Depois de tudo o que tinha acontecido naquele dia, Karine estava à beira de explodir. Para ela, o melhor seria Isabela nunca mais ver Cristiano.

Isabela respirou fundo.

— Eu ainda não me divorciei dele.

"Casamento."

Naquele instante, essa palavra pesava sobre Isabela como uma algema que Cristiano havia colocado em seus pulsos.

Um dia, ela tinha entrado naquela relação por vontade própria.

Mas agora…

Agora, tudo o que ela queria era se livrar dessa amarra o mais rápido possível.

Wallace falou com cautela.

— Sobre o divórcio, a senhora pode entrar com uma ação judicial. O Sr. Yari já providenciou um advogado para você.

— Exato. Entra direto na Justiça. — Karine concordou imediatamente.

Com alguém como Cristiano, que ele continuasse se enrolando com Lílian à vontade.

Ela não tinha mais nada a ver com isso.

Isabela soltou um riso curto, sem humor.

— E se eu entrar com o processo e ele se recusar a aceitar o divórcio? E ficar arrastando isso indefinidamente?

Só de pensar, já dava dor de cabeça.

No caso do divórcio, enquanto uma das partes se recusar a concordar, levar isso à Justiça acaba parecendo uma batalha sem fim.

Karine ficou em silêncio.

Fazia sentido.

Em Nova Aurora, enquanto Cristiano não aceitasse, mesmo o melhor advogado dificilmente conseguiria desfazer aquele casamento.

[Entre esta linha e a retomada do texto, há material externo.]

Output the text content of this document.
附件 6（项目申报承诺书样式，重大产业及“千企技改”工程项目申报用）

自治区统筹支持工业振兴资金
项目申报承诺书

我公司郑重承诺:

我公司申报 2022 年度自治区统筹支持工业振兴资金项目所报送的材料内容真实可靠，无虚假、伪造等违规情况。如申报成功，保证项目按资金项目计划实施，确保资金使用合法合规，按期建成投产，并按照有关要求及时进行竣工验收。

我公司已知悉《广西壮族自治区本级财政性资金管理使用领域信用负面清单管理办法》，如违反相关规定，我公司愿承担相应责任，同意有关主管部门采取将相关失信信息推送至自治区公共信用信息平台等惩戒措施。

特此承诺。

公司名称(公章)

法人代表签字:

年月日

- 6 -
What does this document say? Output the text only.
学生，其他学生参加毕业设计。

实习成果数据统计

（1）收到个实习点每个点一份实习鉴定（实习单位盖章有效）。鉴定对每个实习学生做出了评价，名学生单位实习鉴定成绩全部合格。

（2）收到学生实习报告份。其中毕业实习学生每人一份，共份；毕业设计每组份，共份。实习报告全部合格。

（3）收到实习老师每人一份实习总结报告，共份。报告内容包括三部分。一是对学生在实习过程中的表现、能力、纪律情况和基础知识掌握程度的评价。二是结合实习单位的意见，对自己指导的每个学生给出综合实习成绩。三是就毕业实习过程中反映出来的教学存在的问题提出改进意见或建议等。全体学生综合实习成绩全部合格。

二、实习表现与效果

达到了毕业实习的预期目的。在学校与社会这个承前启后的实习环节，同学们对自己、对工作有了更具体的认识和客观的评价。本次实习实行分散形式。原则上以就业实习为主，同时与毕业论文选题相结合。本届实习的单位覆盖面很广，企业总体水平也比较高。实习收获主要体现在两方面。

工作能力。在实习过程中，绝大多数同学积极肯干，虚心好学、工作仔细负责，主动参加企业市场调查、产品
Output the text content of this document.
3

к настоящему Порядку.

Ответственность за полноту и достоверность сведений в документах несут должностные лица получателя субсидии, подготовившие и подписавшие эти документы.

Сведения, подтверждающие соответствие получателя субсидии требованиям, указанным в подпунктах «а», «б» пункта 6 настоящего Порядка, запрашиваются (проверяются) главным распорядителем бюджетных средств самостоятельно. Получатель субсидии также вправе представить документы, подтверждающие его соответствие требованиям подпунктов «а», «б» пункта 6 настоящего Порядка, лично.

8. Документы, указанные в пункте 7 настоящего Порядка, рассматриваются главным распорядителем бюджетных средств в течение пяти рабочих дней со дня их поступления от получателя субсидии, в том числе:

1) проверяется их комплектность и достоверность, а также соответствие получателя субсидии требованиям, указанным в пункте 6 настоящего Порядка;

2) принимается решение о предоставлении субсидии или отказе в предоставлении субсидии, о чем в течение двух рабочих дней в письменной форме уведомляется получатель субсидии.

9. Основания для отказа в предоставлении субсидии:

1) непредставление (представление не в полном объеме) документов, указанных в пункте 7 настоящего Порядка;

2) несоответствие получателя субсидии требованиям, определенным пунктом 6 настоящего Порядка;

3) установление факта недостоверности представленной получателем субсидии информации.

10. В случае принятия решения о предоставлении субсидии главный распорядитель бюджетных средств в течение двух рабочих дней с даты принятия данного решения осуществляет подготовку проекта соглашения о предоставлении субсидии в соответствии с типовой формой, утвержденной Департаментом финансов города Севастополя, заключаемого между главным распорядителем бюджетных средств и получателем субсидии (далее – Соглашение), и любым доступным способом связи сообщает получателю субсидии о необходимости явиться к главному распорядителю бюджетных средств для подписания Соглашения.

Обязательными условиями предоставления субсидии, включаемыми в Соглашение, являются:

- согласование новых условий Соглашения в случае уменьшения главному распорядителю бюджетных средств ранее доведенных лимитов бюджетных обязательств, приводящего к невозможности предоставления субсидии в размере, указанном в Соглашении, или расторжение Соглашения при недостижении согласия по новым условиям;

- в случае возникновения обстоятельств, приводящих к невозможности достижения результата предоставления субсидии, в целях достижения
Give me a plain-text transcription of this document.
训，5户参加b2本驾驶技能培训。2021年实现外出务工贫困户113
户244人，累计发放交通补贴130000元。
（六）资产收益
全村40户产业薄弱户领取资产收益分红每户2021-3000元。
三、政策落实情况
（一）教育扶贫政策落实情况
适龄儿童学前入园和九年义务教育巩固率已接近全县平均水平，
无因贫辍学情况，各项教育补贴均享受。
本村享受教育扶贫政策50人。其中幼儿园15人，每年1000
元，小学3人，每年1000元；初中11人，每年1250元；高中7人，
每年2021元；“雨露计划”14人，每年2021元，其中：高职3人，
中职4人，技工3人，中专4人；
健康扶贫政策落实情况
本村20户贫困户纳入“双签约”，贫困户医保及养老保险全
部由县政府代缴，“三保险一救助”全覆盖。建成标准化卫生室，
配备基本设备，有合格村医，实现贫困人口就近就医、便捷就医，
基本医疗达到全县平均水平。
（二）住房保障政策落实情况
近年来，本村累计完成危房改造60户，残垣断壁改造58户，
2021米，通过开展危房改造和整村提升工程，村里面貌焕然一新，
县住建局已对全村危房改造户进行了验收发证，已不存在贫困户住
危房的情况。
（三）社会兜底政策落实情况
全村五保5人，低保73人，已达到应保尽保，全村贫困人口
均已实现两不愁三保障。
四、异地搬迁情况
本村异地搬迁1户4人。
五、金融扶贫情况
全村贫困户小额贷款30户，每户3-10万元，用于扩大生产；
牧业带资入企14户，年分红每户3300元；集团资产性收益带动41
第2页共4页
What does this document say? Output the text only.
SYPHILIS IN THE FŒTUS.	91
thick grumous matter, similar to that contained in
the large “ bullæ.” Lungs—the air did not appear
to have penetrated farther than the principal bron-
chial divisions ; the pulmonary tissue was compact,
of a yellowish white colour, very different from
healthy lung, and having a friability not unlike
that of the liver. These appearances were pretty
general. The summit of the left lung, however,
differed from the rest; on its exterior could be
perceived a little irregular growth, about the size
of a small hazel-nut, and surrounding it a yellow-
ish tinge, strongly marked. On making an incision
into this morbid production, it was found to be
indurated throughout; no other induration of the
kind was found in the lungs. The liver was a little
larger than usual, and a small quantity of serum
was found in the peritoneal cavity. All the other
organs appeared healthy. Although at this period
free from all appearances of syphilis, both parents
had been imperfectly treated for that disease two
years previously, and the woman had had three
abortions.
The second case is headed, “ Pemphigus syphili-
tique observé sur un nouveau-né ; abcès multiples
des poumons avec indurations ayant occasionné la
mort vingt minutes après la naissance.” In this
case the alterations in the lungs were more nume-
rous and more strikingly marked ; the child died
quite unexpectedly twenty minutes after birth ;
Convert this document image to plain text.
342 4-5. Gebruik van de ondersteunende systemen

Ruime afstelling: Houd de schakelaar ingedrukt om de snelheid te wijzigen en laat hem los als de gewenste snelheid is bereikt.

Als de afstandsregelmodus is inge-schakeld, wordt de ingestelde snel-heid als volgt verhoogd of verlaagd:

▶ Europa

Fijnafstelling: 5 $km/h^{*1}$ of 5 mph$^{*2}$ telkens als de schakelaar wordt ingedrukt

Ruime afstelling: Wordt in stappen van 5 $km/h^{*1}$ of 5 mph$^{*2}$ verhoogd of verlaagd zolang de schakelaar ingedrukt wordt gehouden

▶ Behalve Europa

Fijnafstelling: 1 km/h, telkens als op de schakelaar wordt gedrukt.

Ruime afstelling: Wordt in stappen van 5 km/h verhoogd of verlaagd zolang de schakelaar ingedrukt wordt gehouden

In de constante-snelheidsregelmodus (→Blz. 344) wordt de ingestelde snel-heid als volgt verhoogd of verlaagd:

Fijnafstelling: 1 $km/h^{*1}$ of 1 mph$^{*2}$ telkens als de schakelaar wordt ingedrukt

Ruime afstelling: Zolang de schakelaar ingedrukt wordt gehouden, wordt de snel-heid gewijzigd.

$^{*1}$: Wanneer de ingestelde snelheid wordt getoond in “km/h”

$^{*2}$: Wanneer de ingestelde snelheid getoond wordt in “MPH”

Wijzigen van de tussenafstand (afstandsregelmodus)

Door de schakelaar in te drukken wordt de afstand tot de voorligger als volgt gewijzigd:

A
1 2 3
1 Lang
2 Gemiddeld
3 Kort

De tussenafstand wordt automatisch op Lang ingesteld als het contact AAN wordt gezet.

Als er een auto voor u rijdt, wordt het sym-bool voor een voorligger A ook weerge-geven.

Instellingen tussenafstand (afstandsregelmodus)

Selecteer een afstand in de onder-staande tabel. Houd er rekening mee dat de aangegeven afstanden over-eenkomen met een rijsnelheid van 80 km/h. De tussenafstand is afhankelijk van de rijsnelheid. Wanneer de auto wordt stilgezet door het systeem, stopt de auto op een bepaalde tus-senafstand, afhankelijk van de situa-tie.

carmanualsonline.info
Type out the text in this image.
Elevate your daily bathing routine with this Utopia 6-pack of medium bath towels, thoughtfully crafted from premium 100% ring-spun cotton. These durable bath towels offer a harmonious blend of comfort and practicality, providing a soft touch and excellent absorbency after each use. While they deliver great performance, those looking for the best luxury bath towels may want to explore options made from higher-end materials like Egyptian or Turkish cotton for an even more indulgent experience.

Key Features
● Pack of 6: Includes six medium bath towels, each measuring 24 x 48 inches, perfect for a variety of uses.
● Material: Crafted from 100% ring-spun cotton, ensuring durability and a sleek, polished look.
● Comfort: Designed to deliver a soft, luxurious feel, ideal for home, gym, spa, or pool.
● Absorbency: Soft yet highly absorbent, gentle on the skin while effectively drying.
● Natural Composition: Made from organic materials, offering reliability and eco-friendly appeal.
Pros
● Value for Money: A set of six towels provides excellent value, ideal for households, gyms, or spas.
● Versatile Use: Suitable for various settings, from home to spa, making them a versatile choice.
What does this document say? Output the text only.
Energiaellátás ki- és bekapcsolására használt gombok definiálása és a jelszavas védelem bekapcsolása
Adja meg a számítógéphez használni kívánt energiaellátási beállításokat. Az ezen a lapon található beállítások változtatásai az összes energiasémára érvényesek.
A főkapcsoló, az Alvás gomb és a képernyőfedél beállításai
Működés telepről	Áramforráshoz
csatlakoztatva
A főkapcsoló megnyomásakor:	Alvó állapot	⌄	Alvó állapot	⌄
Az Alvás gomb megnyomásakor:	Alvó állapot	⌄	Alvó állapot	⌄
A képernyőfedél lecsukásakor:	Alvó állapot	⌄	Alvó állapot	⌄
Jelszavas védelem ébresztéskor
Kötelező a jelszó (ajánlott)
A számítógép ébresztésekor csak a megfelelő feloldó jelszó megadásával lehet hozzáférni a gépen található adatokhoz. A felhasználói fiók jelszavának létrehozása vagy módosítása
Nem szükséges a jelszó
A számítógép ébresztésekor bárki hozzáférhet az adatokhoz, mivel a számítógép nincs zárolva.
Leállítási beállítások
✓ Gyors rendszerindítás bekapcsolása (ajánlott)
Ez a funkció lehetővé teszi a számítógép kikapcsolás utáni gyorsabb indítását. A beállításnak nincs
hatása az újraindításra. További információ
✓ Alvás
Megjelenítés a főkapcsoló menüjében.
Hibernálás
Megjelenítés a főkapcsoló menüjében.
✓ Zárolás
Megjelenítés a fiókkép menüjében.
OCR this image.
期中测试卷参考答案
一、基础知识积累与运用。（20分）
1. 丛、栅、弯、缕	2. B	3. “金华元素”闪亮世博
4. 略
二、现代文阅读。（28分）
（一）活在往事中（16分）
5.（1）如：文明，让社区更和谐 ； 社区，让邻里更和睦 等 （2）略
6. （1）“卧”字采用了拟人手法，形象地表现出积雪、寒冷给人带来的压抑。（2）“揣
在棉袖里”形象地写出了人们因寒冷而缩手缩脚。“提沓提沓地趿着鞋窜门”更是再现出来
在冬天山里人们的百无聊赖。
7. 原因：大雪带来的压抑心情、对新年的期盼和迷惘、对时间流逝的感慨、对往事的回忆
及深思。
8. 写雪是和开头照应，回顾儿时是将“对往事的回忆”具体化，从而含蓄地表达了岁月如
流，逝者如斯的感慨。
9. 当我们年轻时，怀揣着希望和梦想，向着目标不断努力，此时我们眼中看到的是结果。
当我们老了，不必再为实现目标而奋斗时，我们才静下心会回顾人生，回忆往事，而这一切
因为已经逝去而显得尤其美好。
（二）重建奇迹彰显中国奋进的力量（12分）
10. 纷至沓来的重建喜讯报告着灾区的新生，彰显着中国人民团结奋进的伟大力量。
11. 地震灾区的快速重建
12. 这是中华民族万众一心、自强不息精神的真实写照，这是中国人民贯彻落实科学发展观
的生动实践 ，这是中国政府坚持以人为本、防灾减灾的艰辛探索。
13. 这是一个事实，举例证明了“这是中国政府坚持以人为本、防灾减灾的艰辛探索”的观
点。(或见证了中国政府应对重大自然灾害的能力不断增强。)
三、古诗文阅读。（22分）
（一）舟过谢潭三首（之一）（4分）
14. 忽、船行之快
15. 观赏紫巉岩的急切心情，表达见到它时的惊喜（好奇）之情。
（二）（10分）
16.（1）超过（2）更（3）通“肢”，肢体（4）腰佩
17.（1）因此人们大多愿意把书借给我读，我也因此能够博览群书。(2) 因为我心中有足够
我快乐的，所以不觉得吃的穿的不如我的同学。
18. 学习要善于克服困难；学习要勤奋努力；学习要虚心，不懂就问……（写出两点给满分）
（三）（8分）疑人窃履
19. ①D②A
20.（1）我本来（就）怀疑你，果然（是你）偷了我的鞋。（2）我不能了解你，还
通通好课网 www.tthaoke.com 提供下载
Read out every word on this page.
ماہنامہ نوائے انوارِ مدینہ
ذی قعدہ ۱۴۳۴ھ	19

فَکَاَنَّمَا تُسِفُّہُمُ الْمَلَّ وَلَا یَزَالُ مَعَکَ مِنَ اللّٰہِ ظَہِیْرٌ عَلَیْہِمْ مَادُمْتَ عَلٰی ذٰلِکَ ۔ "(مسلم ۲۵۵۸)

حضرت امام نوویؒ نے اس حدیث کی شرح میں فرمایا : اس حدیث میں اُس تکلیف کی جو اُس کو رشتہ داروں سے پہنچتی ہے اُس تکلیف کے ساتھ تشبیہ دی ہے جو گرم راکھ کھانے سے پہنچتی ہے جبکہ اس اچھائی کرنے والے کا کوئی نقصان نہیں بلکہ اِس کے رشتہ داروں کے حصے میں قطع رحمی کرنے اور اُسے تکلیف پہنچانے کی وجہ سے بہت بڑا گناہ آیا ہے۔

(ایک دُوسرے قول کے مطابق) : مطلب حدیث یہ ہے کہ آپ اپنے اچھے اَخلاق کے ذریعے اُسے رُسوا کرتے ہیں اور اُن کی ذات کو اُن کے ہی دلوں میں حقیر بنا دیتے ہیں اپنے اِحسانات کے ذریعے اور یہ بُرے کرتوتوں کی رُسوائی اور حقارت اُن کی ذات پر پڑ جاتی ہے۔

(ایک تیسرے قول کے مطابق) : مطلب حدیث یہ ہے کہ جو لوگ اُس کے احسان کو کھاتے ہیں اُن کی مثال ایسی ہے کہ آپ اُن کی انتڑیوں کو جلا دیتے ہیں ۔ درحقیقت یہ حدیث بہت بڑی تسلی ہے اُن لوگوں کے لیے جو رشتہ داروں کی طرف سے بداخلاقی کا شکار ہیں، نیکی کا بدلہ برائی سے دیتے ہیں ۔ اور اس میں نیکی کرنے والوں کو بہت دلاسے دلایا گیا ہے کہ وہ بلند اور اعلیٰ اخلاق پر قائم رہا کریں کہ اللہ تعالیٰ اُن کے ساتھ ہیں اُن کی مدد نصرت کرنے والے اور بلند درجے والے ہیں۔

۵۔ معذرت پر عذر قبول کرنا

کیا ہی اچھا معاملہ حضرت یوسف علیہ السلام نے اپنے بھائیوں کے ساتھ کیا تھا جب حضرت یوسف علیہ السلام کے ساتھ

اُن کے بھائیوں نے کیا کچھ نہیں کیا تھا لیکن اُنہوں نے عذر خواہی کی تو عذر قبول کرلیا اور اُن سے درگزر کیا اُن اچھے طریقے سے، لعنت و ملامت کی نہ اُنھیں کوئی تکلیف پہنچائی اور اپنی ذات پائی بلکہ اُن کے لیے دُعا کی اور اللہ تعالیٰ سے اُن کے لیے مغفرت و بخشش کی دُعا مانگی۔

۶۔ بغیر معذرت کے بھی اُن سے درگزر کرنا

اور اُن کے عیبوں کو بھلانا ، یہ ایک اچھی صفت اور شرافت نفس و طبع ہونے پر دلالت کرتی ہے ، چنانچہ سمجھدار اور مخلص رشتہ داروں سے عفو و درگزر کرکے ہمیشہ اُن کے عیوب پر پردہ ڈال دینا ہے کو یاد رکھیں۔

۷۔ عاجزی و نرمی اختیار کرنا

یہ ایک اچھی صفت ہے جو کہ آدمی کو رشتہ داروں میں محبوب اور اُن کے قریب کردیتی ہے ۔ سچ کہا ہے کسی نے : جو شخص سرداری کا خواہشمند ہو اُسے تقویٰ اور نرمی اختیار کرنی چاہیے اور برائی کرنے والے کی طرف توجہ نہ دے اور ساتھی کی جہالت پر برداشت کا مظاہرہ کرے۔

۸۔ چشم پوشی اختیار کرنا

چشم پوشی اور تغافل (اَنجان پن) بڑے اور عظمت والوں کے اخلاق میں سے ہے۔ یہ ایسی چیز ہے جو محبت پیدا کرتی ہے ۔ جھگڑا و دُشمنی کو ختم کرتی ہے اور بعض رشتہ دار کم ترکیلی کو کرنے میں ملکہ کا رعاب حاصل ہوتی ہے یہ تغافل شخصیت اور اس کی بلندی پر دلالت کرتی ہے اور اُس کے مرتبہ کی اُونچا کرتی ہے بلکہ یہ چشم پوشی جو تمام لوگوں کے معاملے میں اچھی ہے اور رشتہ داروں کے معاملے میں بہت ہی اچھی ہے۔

Por fim, Karine se levantou e saiu do quarto junto com Wallace.

Cristiano entrou.

Isabela estava deitada na cama do hospital, o rosto pálido, sem cor alguma. No dorso da mão, um cateter intravenoso fixado. Claramente, ela ainda precisaria tomar soro por alguns dias.

Ao vê-la assim, uma imagem surgiu de repente na mente de Cristiano.

Uma boneca quebrada.

Ela poupava Lílian.

E eles colocavam um fim no casamento.

Cristiano ficou mudo.

Ao ouvir a palavra divórcio, o peito dele se contraiu violentamente, como se algo o esmagasse por dentro.

Ele encarou Isabela. Os lábios se moveram, tentando dizer alguma coisa, qualquer coisa, mas nenhum som saiu.

Então, mais uma vez, ele estendeu a mão e segurou a dela, a única que não estava com a agulha.

Estava fria.

Fria demais.

Sem o menor vestígio de calor.

Como na noite anterior, quando a tinha abraçado na cama, mantendo-a presa aos próprios braços até altas horas, tentando aquecê-la… Sem sucesso.

Ele tinha achado que era fraqueza, falta de sangue, o corpo naturalmente frio.

Mas agora…

Isabela demonstrou repulsa ao toque dele e puxou a mão de volta sem qualquer gentileza.

A mão de Cristiano ficou vazia.

E, estranhamente, ele sentiu que a própria palma parecia ainda mais gelada.

Isabela falou de forma direta, sem rodeios.

— O advogado vai enviar o acordo de divórcio diretamente para a empresa. Você assina. E tudo entre mim e a Lílian fica encerrado.

As palavras "fica encerrado" saíram leves.

Leves demais.

Tão leves que soavam… Meio verdade, meio mentira.